Is it though? There is bias in everything.

There is bias in Googles original search - it crawled content. That content will be biased.

Google search has been biased since the start. It has nothing to do with AI.

Biased is also contextual: what does it mean for all of us non-Americans to see tons of American content in everything - the 'American bias' is overwhelmingly the strongest bias, where are the concerns about that?

And how does bias imply a 'lack of ethics'?

The entire consideration is ridiculous:

1) AI is not special and odes not deserve it's own ethical oversight. Every social tech has issues and it all needs to be thought about.

2) Someone with no real training in the issue may very well merely be injecting their own politics into the situation, and possibly overstating issuses.

3) There's nothing objective about morality or ethnics, so it's really hard to even find such at thing as 'objective'.

What the company needs is a clean, comprehensive framework for the issue, and probably some independent oversight that can given them private assessments of where there are red flags.

Not individuals who want to make a name for themselves on the issue publicly, and who might be part of some kind of ideological movement.


> In the hands of a human, decisions like these might be viewed as biased.
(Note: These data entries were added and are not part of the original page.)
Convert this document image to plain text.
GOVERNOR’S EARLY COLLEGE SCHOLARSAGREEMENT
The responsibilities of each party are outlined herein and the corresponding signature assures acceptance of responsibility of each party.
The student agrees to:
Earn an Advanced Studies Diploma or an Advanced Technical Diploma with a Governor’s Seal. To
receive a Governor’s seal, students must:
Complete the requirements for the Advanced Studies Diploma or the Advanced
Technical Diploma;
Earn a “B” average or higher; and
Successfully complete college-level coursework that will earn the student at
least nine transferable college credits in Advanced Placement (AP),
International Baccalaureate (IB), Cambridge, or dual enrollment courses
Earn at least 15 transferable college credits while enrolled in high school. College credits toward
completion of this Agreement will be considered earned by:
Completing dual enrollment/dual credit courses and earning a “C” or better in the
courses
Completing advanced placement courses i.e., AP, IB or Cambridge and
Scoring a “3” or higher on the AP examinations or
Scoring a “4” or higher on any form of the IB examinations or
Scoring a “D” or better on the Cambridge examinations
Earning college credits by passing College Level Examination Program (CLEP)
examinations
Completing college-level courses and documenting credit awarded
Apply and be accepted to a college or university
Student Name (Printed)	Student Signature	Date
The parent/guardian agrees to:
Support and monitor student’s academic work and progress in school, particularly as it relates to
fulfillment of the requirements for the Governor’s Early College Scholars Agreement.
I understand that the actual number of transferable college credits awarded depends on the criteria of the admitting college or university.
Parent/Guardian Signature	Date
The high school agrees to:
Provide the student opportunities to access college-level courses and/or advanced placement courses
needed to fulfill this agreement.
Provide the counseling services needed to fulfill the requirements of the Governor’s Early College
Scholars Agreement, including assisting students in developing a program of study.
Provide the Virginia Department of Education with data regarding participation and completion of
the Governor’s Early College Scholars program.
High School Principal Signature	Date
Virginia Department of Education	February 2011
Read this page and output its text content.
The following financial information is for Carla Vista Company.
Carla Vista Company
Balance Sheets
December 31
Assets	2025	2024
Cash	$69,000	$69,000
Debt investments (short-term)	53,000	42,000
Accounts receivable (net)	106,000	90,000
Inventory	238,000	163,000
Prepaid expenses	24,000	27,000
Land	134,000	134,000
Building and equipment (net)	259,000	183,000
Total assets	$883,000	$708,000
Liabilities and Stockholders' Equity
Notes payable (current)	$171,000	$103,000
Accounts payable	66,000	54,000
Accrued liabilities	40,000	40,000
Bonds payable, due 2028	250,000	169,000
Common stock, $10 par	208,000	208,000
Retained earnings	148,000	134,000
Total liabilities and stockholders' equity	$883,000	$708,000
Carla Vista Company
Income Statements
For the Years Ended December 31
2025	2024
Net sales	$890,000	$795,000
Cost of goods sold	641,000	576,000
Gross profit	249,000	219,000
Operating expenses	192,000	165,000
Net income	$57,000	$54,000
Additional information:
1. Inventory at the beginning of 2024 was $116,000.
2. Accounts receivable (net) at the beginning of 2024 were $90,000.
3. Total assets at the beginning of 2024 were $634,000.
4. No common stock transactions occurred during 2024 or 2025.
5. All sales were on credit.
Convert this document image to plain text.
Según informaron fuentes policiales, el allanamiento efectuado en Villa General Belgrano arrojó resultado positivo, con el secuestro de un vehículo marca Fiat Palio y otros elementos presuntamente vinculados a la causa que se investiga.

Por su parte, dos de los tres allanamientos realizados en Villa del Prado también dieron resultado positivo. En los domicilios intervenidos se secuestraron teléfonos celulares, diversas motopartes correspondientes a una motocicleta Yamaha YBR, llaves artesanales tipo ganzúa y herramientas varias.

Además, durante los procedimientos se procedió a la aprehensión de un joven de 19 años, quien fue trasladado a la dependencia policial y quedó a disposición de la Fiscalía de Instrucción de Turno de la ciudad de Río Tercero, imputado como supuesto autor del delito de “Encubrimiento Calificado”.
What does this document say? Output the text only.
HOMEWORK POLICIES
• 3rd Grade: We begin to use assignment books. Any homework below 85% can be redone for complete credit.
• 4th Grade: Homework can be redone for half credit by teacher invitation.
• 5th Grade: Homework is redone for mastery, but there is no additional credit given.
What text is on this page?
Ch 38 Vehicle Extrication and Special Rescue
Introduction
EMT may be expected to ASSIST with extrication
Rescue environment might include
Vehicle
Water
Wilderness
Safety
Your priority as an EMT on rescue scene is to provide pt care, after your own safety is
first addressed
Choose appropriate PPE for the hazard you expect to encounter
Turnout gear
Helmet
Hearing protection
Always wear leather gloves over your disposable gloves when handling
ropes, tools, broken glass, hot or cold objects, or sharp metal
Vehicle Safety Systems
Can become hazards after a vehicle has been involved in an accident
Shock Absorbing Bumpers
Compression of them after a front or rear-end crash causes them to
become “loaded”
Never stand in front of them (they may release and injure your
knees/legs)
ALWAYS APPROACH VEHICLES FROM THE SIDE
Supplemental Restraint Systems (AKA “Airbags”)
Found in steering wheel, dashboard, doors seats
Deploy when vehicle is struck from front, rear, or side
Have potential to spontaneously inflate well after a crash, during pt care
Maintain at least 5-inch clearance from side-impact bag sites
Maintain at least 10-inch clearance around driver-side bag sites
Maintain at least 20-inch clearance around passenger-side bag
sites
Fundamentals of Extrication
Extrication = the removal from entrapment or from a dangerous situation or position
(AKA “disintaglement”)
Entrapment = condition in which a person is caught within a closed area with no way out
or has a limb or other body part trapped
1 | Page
For a Google algorithm, they are simply a matter of numbers.

This is pure nonsense. Algorithms are written by humans and are just as biased as their creators.


You can really see the "search term bias" in that snippet.

All search engines have some form of implicit bias. An unbiased search engine would be beyond useless at actually finding anything but extremely well specified queries. The trick is to tune the bias to favor results that are interesting and relevant.

This is also why having just one big search engine is a bad idea.